For passive implants, the ASTM F2182 [71] provides guidelines for testing the tissue heating during MRI RF exposure and RF-related heating of a significant number of passive implants (e.g., vascular stents [7274], orthopedic implants [7577], dental implants [78], and small surgical clips [79]). In this test method, the implant is exposed to a uniform electric field over the extent of the implant and the in vitro temperature increase reported. This testing criterion is only suitable for the evaluation of electrically small implants, i.e., implant dimensions much smaller than the effective wavelength in media, where no significant phase variation of the incident field along the implant is expected during MRI exposure. Comprehensive test requirements, including incident or test field conditions, evaluations as a function of the electrical length of the implants, and translation from in vitro assessments to in vivo estimates that are independent of the test institutions, have yet to be established.

In general, for non-conductive and non-metallic implants there is very limited risk due to induced RF [80, 81]. A systematic evaluation of potential risks due to current displacements is still lacking.

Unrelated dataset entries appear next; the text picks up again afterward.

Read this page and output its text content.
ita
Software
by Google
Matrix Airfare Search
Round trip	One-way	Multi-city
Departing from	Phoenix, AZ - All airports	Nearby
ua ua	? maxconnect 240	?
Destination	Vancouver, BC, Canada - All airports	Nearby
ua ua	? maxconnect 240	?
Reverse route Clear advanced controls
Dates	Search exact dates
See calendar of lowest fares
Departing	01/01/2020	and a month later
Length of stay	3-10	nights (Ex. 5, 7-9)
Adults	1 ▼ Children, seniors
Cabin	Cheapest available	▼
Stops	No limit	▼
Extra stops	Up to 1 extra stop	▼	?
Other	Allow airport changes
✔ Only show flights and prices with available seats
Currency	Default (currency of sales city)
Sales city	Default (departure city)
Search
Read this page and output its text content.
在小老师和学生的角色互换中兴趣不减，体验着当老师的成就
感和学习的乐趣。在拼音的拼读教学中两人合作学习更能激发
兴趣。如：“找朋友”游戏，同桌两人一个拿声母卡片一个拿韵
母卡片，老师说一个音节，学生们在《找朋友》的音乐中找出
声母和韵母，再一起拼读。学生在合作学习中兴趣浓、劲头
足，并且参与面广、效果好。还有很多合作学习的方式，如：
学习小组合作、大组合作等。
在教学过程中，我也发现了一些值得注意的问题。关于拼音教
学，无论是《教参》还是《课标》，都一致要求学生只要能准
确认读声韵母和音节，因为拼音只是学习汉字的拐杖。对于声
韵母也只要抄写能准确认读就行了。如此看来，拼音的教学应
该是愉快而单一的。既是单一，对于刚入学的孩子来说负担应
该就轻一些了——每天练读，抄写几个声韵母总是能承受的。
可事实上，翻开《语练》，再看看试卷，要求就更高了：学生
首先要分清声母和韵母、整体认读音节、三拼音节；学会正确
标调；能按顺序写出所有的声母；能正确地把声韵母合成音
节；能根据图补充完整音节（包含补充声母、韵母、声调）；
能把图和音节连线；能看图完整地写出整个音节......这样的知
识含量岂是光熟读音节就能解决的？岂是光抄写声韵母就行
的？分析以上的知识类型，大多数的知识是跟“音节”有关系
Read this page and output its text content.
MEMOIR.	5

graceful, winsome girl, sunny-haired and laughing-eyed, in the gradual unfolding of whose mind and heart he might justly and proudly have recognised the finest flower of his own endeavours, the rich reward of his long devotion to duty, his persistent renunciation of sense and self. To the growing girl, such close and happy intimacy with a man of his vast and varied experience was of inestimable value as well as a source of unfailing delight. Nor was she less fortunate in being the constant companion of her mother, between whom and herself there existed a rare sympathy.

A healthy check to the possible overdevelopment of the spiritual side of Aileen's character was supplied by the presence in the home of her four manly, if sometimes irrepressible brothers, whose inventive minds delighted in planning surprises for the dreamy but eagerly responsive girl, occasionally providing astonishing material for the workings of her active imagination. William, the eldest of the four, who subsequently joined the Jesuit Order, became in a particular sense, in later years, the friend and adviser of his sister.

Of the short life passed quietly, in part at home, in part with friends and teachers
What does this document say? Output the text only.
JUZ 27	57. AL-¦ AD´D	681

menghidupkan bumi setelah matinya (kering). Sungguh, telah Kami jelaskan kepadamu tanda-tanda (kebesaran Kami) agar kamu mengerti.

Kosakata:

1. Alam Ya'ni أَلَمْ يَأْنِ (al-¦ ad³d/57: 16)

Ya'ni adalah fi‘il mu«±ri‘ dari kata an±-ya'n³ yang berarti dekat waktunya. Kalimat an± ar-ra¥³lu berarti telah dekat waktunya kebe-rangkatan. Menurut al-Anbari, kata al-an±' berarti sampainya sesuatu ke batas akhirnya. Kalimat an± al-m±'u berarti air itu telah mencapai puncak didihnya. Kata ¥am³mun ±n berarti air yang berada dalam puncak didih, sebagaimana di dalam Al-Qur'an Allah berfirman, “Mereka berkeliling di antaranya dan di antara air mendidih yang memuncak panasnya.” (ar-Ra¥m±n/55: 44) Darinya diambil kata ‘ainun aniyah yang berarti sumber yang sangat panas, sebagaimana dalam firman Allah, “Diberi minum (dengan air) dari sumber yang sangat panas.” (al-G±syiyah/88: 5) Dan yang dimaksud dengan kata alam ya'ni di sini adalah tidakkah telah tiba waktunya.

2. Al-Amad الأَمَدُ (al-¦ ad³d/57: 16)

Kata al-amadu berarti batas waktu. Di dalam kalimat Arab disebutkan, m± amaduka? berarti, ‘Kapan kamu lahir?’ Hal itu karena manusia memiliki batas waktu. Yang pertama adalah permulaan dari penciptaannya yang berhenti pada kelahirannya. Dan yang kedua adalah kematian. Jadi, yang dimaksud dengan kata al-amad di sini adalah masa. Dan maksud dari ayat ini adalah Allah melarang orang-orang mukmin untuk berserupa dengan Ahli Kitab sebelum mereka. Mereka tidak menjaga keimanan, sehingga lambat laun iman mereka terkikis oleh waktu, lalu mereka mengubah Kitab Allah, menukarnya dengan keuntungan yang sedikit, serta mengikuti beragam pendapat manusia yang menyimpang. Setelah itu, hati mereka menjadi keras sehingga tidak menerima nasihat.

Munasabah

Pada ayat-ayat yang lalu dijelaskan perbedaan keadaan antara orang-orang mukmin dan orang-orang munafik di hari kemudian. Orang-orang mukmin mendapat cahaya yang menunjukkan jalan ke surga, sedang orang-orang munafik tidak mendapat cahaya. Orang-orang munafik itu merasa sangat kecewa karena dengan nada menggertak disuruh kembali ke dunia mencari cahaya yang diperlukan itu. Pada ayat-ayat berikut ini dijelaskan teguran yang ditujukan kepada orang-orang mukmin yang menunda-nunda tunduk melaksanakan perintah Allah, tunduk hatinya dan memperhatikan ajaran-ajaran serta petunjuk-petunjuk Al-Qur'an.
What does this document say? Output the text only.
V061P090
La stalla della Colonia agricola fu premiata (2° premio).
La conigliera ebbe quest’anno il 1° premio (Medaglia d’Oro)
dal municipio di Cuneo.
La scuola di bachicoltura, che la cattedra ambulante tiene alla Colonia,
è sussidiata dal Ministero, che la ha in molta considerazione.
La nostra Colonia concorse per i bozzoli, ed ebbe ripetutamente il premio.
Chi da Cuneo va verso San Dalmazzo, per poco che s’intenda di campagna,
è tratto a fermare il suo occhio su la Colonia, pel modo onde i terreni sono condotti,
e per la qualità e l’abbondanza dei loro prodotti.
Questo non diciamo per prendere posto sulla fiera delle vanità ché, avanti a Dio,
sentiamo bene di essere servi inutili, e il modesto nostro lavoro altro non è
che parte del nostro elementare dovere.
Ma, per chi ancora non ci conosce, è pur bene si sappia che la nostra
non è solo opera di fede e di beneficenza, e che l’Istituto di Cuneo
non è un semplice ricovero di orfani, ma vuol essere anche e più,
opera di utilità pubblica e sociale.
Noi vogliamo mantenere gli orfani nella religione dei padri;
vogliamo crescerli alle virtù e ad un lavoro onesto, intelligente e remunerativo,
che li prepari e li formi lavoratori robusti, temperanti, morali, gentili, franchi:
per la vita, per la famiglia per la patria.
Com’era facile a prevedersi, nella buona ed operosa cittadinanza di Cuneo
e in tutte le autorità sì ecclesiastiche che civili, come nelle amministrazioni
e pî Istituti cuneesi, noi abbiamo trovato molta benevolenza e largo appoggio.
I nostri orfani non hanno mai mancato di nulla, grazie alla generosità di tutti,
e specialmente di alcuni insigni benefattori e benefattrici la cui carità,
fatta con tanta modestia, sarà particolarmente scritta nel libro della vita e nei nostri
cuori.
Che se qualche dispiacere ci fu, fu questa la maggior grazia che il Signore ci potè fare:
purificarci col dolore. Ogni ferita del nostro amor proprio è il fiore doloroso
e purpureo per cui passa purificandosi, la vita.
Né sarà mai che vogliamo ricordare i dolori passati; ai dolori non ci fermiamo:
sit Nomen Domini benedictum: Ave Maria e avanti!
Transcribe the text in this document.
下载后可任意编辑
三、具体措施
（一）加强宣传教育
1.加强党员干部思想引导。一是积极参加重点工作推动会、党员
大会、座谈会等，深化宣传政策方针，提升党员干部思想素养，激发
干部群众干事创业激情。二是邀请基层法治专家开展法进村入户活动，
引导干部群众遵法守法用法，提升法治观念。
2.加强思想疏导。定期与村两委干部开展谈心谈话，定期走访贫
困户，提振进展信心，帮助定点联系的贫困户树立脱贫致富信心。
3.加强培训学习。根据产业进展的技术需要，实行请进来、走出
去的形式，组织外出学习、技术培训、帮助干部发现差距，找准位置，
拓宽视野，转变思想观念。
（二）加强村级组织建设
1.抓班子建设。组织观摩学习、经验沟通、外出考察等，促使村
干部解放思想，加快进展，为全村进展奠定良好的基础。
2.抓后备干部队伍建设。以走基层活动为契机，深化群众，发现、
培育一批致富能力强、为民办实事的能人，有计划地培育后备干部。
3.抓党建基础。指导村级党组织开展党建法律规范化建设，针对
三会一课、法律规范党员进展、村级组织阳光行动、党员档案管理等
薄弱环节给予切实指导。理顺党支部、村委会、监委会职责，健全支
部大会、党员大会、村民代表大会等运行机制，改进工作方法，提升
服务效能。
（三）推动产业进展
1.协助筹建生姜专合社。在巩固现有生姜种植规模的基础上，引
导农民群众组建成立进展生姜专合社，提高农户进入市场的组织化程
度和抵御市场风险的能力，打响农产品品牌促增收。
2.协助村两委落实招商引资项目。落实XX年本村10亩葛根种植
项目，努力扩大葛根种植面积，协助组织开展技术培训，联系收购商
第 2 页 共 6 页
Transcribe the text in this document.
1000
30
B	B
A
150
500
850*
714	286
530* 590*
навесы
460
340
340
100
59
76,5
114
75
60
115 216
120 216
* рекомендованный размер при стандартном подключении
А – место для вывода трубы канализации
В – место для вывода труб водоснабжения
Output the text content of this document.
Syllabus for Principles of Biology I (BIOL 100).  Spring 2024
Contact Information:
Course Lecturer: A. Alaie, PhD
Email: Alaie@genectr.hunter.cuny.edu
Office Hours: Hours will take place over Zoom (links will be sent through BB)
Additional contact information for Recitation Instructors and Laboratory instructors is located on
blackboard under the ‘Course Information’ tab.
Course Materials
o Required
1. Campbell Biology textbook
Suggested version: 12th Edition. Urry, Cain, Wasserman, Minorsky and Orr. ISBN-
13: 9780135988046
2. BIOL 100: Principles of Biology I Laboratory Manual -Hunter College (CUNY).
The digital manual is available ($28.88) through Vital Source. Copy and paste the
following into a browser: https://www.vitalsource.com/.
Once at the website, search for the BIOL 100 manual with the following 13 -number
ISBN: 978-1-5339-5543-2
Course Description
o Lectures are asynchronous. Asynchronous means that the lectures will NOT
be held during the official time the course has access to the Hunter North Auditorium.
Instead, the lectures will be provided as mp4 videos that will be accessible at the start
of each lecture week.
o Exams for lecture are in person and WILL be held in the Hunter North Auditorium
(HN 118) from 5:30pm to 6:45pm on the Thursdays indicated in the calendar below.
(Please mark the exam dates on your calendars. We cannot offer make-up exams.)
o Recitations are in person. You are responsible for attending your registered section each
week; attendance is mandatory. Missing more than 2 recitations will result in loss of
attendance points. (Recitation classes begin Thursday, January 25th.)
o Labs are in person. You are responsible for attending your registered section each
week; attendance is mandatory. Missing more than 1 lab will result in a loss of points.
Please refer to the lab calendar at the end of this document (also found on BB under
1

The amount of implant-induced RF heating depends on the RF field strengths that expose the implant and the implant’s propensity to capture that RF energy. Several studies have reported techniques for heating mitigation through a careful design of RF exposure during MRI [64••, 82]. Alternatively, several lead modification techniques may reduce the ability of implant leads to collect the RF energy [8385].

Conclusions

Excessive thermal dose is the main RF safety concern in MRI. The HoSU for MRI includes minimal data on scans that fully exploit the IEC 60601-2-33 exposure limits. The basic (temperature) and derived (SAR) safety limits are currently inconsistent in IEC 60601-2-33, as temperatures >40 °C are likely to be induced if the current SAR limitation is fully exploited [13•, 14, 34••, 49]. Further investigations on the safety of high-level RF scans and the safety of MRI in patients with impaired thermoregulation are needed. Additionally, emerging MRI technologies (such as parallel transmissions systems) and the growing number of patients with medical implants that require MRI scans are making MRI safety assessments more challenging. Numerical simulations using high-resolution anatomical and functionalized human models and powerful electromagnetic and thermal solvers together with tissue models are newly available tools that allow the open safety questions to be addressed and may assist in the development of new safety concepts. These tools must be further improved to include a more detailed characterization of anatomical and functional variations based on improved tissue models and parameters. Knowledge about the potential risks of patients with implantable medical devices from RF heating has grown substantially in recent years and novel methodologies to evaluate the risks have been developed; however, patient safety can only be fully ensured and unacceptable risks for specific patient groups can only be excluded by establishing complete evaluation techniques. Sound experimental verification and validation procedures and thorough uncertainty assessments are vital to ensure the reliability and accuracy of the safety assessments.

Disclaimer

Dr. Kainz’s role in this article was completed outside of his duties at the US Food and Drug Administration. The views expressed do not represent the views of the agency or the US government. In addition, the content of this report is solely the responsibility of the authors and does not necessarily represent the official views of the National Institutes of Health.